Google Inc's chief economist said the company's US$10 billion annual online advertising business is flourishing even as turmoil in the credit markets curbs corporate and consumer spending.
While advertisers may cut television, print and radio budgets during economic slowdowns, Google is less vulnerable because companies will spend more on ads that can be targeted at specific consumers, said Hal Varian, who was hired two months ago to lead Google's economics group.
"It's measurable, it's quantifiable and that's the very last piece of advertising a company wants to cut," Varian said in an interview on Friday.
"We're looking pretty good from the viewpoint of macroeconomic sensitivity," he said.
That contrasts with the housing, credit and private-equity markets, which have been pummeled by the subprime mortgage crisis.
The fallout has spilled over into the consumer market, prompting retailers such as Wal-Mart Stores Inc and Home Depot Inc to cut their profit forecasts for the year.

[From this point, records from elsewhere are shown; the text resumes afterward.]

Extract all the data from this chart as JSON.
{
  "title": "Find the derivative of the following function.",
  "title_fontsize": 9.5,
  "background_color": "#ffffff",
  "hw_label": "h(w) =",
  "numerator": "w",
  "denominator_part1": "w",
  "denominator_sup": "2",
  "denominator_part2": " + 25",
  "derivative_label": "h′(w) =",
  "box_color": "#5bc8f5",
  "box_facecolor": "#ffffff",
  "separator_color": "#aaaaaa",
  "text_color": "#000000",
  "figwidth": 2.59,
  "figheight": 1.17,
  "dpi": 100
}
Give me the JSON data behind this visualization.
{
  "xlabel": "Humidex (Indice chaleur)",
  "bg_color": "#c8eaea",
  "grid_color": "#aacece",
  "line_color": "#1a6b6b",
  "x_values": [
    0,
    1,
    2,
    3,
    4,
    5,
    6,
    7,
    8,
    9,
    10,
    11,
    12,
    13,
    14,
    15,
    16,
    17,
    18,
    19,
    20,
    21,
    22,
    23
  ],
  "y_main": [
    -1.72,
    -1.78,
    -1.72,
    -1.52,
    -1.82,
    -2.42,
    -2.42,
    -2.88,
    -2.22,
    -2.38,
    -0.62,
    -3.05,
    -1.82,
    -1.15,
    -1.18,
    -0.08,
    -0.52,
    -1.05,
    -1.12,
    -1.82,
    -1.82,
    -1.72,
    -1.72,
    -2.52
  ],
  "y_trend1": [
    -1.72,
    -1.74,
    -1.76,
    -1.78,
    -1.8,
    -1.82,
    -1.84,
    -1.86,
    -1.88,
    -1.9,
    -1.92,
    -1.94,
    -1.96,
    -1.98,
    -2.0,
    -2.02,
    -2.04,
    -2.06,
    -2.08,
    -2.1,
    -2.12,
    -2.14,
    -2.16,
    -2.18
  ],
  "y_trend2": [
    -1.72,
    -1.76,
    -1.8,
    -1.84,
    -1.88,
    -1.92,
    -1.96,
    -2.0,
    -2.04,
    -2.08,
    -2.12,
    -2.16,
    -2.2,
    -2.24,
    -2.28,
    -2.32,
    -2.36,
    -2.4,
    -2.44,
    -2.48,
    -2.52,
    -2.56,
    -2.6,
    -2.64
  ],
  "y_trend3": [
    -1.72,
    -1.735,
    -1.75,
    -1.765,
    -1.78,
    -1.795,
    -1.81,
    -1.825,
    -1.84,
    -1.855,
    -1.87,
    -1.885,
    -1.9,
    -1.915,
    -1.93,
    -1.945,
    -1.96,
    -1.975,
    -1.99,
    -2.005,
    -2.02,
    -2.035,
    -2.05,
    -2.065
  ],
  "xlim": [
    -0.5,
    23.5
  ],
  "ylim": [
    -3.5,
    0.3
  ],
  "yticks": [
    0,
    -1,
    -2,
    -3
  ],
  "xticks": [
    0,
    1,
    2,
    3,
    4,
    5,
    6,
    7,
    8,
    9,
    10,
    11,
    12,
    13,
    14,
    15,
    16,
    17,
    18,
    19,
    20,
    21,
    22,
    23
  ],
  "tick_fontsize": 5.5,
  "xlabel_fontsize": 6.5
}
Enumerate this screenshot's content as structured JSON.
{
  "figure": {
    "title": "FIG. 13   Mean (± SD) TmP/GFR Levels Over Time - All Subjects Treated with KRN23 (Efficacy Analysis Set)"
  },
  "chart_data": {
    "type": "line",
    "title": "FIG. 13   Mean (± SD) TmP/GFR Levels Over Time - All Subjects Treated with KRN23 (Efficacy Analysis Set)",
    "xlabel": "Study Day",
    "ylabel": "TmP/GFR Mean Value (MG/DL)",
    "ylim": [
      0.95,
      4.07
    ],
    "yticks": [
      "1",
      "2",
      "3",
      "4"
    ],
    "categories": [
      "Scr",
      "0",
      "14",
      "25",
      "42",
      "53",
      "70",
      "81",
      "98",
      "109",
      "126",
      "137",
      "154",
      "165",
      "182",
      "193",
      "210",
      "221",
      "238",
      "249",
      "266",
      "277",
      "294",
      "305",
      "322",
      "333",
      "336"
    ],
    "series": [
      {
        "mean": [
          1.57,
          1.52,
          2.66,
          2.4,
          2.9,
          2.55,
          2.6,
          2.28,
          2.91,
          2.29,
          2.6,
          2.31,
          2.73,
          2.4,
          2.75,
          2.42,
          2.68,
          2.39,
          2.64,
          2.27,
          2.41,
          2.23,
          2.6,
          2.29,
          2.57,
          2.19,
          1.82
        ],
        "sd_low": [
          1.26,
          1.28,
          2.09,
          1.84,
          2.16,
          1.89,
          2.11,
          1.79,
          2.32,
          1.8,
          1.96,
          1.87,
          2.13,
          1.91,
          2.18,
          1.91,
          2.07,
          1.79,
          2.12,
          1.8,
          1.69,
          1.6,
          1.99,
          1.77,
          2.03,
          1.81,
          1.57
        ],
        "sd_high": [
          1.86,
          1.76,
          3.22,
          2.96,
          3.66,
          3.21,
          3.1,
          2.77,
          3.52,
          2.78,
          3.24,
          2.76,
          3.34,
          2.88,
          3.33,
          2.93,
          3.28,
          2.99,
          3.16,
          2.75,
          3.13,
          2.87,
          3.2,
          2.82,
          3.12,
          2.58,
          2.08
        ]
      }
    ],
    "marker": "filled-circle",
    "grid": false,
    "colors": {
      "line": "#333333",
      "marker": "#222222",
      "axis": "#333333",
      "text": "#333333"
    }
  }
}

Google, owner of the most popular search engine, gets 99 percent of its revenue from sponsored links on its own pages and ads on partner sites. Revenue at the Mountain View, California-based company rose 73 percent to US$10.6 billion last year.
Varian said ad revenue from the housing industry has gained because lenders and brokers are facing stiffer competition.
"I can certainly say they haven't cut back on the Internet side," Varian said.